Rescuers are continuing to search for signs of life, a day after a devastating Italian earthquake left at least 150 people dead, 1,500 injured and some 50,000 homeless. And Hundreds of girls heavily sedated in UK care homes during the 1970s and 1980s may be at risk of having children with birth defects, the BBC has found.
Massive doses of tranquilisers and other drugs given to residents of a children's home in the 1970s and 1980s could lead to them having children with birth defects, the BBC has learned. Shadow children's minister Tim Loughton discusses the Today programme's investigation.
The Irish Republic's government is to unveil its second budget in six months as the economy contracts sharply. Correspondent Peter Hunt reports on measures which are expected to mean higher taxes and lower spending.
A tale of a desert island dog has emerged. The dog, called Sophie Tucker, was washed overboard its owners yacht off the coast of Queensland. Its owner, Jan Griffith, explains how after the dog swam five miles to a nearby island and eked out a living for itself, she has been reunited with the animal.
A man burned terribly in a fire is being given a new face and two new hands in an extraordinary transplant operation. Professor Peter Butler, of the Royal Free Hospital and head of the UK's face transplant team, explains the challenge facing the doctors in Paris working on the patient.
Rescuers are continuing to search for signs of life, a day after the devastating Italian earthquake. Correspondent Dominic Hughes reports from the city of L'Aquila on the aftermath, which has left at least 150 people dead, 1,500 injured and some 50,000 homeless.
Somali pirates have seized a British-owned cargo ship and a Taiwanese ship, maritime officials say. Commander Gerry Northwood, acting chief of staff for Operation Atlanta - the force protecting shipping in the area, discusses the seizure - which follows the capture of a further three vessels.
The band Abba has always resisted the temptation to follow the trend of bands famous in previous decades making a comeback. Arts correspondent Lawrence Pollard talks to the men from Abba, Benny Anderson and Bjorn Ulvaeus, about 10 years of their stage show - Mama Mia! - and if there is any chance of a comeback tour.
Hundreds of Tamil protesters have continued to rally outside the Houses of Parliament overnight demanding the government acts to end war in Sri Lanka. Dr Palitha Kohona, permanent secretary at the Sri Lankan Ministry of Foreign Affairs, discusses why Sri Lanka's government has rejected calls for a ceasefire.
Hundreds of girls heavily sedated in UK care homes during the 1970s and 1980s may be at risk of having children with birth defects, the BBC has found. Reporter Angus Stickler explains the evidence he found from a group of former care home residents.

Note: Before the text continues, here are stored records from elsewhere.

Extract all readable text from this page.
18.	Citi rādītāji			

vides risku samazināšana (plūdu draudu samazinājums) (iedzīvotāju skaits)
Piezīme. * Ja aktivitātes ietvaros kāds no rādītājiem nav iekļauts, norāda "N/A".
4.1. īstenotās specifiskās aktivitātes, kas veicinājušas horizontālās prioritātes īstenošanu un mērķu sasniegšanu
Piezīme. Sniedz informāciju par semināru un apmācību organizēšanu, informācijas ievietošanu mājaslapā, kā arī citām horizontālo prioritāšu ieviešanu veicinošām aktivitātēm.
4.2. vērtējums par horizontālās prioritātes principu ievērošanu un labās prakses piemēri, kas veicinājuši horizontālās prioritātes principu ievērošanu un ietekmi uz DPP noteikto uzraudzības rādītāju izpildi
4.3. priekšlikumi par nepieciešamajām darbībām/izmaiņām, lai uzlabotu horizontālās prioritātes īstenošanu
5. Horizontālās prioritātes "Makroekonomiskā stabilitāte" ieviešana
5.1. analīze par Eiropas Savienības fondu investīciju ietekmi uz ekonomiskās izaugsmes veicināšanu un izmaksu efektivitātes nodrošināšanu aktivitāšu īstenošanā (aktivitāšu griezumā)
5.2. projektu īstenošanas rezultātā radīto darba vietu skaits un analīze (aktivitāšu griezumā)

The committee looking into reforming the system of MPs' pay and expenses is to televise its hearings. Home Secretary Jacqui Smith discusses her role in the expenses row, and apologises for what was done, saying it was a bad mistake, but wished it had been brought to her attention earlier.

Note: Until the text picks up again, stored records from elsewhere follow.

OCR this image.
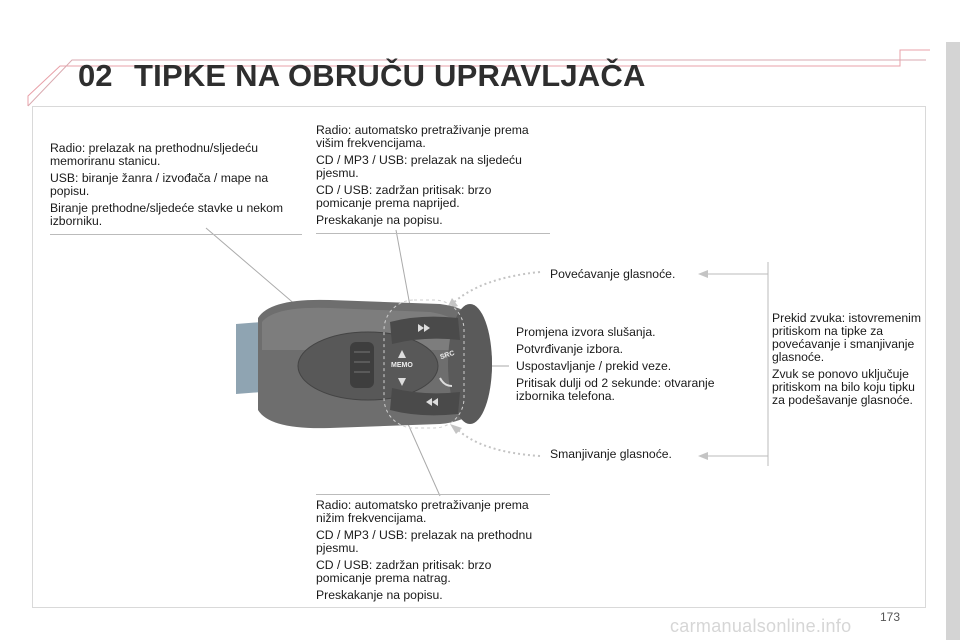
MEMO
SRC
02 TIPKE NA OBRUČU UPRAVLJAČA

Radio: prelazak na prethodnu/sljedeću memoriranu stanicu.

USB: biranje žanra / izvođača / mape na popisu.

Biranje prethodne/sljedeće stavke u nekom izborniku.

Radio: automatsko pretraživanje prema višim frekvencijama.

CD / MP3 / USB: prelazak na sljedeću pjesmu.

CD / USB: zadržan pritisak: brzo pomicanje prema naprijed.

Preskakanje na popisu.

Povećavanje glasnoće.

Promjena izvora slušanja.

Potvrđivanje izbora.

Uspostavljanje / prekid veze.

Pritisak dulji od 2 sekunde: otvaranje izbornika telefona.

Smanjivanje glasnoće.

Prekid zvuka: istovremenim pritiskom na tipke za povećavanje i smanjivanje glasnoće.

Zvuk se ponovo uključuje pritiskom na bilo koju tipku za podešavanje glasnoće.

Radio: automatsko pretraživanje prema nižim frekvencijama.

CD / MP3 / USB: prelazak na prethodnu pjesmu.

CD / USB: zadržan pritisak: brzo pomicanje prema natrag.

Preskakanje na popisu.

carmanualsonline.info 173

Replacing drugs prohibition with a regime of legal regulation would save billions of pounds and significantly improve the lives of millions of UK citizens, the drugs charity Transform says. Steve Rolles, head of research of Transform, reveals the conclusions of his report.
The Ukraine is marking the bicentenary of the great Ukrainian writer Mikola Hohol. Russia is marking the 200th anniversary of the birth of the great Russian writer Nikolai Gogol. Correspondent Gabriel Gatehouse considers which country should be celebrating his birthday.
Who is Britain's best young public speaker? BBC Two is to begin a new series to find out. Young public speaker Benedict Townsend, chairman of the Speakers Trust Lord Digby Jones discuss if young people should be encouraged to take part.
The potential long term damage of using drugs to calm children in care homes has emerged in a Today programme investigation. Niall Dickson, chief executive of the health charity the King's Fund, discuss to what extent drugs should be relied on by medical professionals.